Five years ago, Australia’s defense chief dismissed worries over a Chinese company leasing a port used by U.S. Marines as “simply absurd.” Now the government in Canberra is weighing whether to force a sale due to national security concerns.
Defence Minister Peter Dutton confirmed over the weekend that his department will advise the government on what to do with the port. Asked whether the government would consider forced divestiture, he told the Sydney Morning Herald that officials would consider the national interest.
The decision risks further hurting China-Australia ties, which have plummeted since Prime Minister Scott Morrison called for an independent investigation into the origin of COVID-19 and strengthened defense ties with the U.S., India and Japan. It will also have ramifications far beyond Australia as the U.S. pushes countries to avoid cutting deals with Chinese companies on strategic infrastructure investments, from ports to undersea cables to 5G networks.
While Australia has cited national security in to block Chinese companies like Huawei Technologies Co., scrapping an existing deal would be unprecedented in the modern era, according to Hans Hendrischke, a professor of Chinese business and management at the University of Sydney. He noted that China is turning more toward venture capital in developed markets as direct investment becomes untenable.
“It’s an escalation that’s part of the decoupling process that’s happening globally connected with Chinese companies — and long-term, major infrastructure investments,” Hendrischke said of Australia’s decision. “There has been pressure on Australia to revoke that deal because it’s seen to clash with U.S. interests.”

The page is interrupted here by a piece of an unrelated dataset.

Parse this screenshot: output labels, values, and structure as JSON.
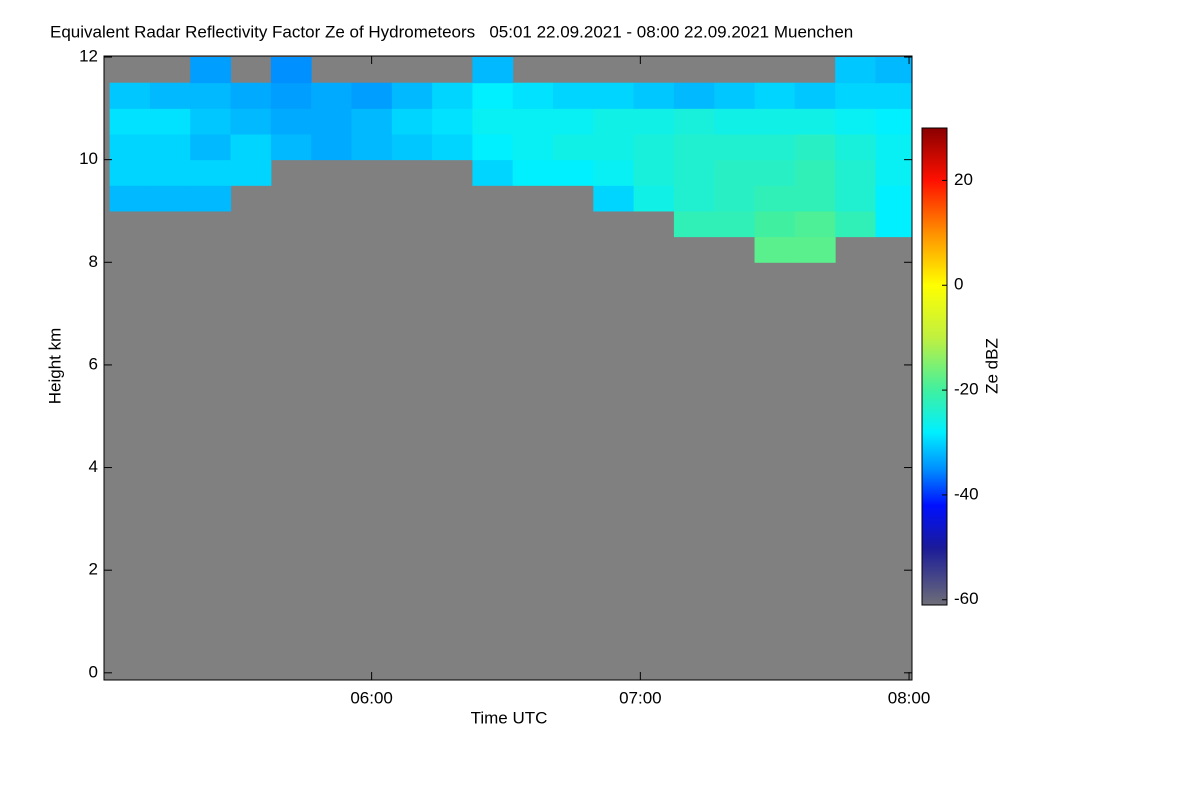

Back in 2015, when the Northern Territory government sold a 99-year lease for the Port of Darwin to Chinese firm Landbridge Group for 506 million Australian dollars ($391 million), Australian officials played down any criticism. Dennis Richardson, who was then secretary of the Defence Department, rejected concerns the People’s Liberation Army could gain access to the port as “alarmist nonsense.”
“The notion that Landbridge is leasing Darwin somehow or other as part of a broader strategic play by China and this gives the PLA navy access to Darwin is simply absurd,” Richardson told lawmakers in Canberra at the time. He said there was no chance of China spying on U.S.-Australian communications because naval vessels go silent in any commercial port.
In a sign of how rapidly times have changed, Australia’s Home Affairs Secretary Michael Pezzullo last week told his staff that “in a world of perpetual tension and dread, the drums of war beat.” While he didn’t directly mention China, he said free nations were watching “worryingly the militarization of issues that we had, until recent years, thought unlikely to be catalysts for war.”
China has sought to blame Australia for the downturn in ties while accusing Morrison’s government of “economic coercion.” Asked last week about speculation Australia would move to scrap the Darwin lease, Chinese Foreign Ministry spokesman Wang Wenbin said his government would “firmly safeguard the legitimate rights and interests of Chinese businesses investing and operating overseas.”
“We hope the Australian side will look at bilateral cooperation in an objective and rational light and stop disrupting normal exchange and cooperation with China,” Wang told reporters in Beijing.
Should Morrison’s government decide to revoke the port deal, it will “most definitely” happen as it has a constitutional right to override laws made in the Northern Territory, as well as additional powers in relation to defense matters, said Donald Rothwell, a professor of international law at the Australian National University.
“The major issues if the Commonwealth seeks to revoke the arrangement would be the commercial legal consequences,” including penalties or compensation, Rothwell said. While the Port of Darwin’s commercial arrangements aren’t in the public domain, the matter could be settled quickly depending on the position of the federal government, he said.
Economic ties between the nations have taken a hit in recent years. China‘s trade reprisals at Australia have hit a range of commodities from coal to beef to barley and lobster, while Chinese investment Down Under plunged to about AU$1 billion last year from a peak of AU$16.5 billion in 2016, according to Australian National University research.
Even so, the proportion of Australian exports to China climbed to 43% by the end of 2020 even as the relationship unraveled thanks to the relentless rise in iron ore prices as China’s early emergence from COVID-19 spurred demand for the steel-making ingredient. Major producers have struggled to keep pace with demand from Chinese steel mills, pushing the price to $193 a ton in April, just shy of its 2010 record.
Although China was the top buyer of Australian wine before the tariffs, accounting for 40% of shipments, strong European sales have helped counter the slump. The key danger ahead relates to international education and tourism, which are currently in stasis due to the closure of international borders: China accounts for more than a third of foreign students in Australia and Chinese tourists account for 15% of visitors.
Despite the hit on some sectors of the economy, Australia’s tough stance on China is likely to play well with voters, according to Natasha Kassam, a former Australian diplomat who is the director of the Lowy Institute’s public opinion and foreign policy program.
“It would be very significant and send a strong message in terms of future Chinese investment,” she said when asked about the ramifications of a forced sale of the Darwin port lease. “Australia was probably thinking a year ago it could reach a new settling point with China, but that’s proven elusive.”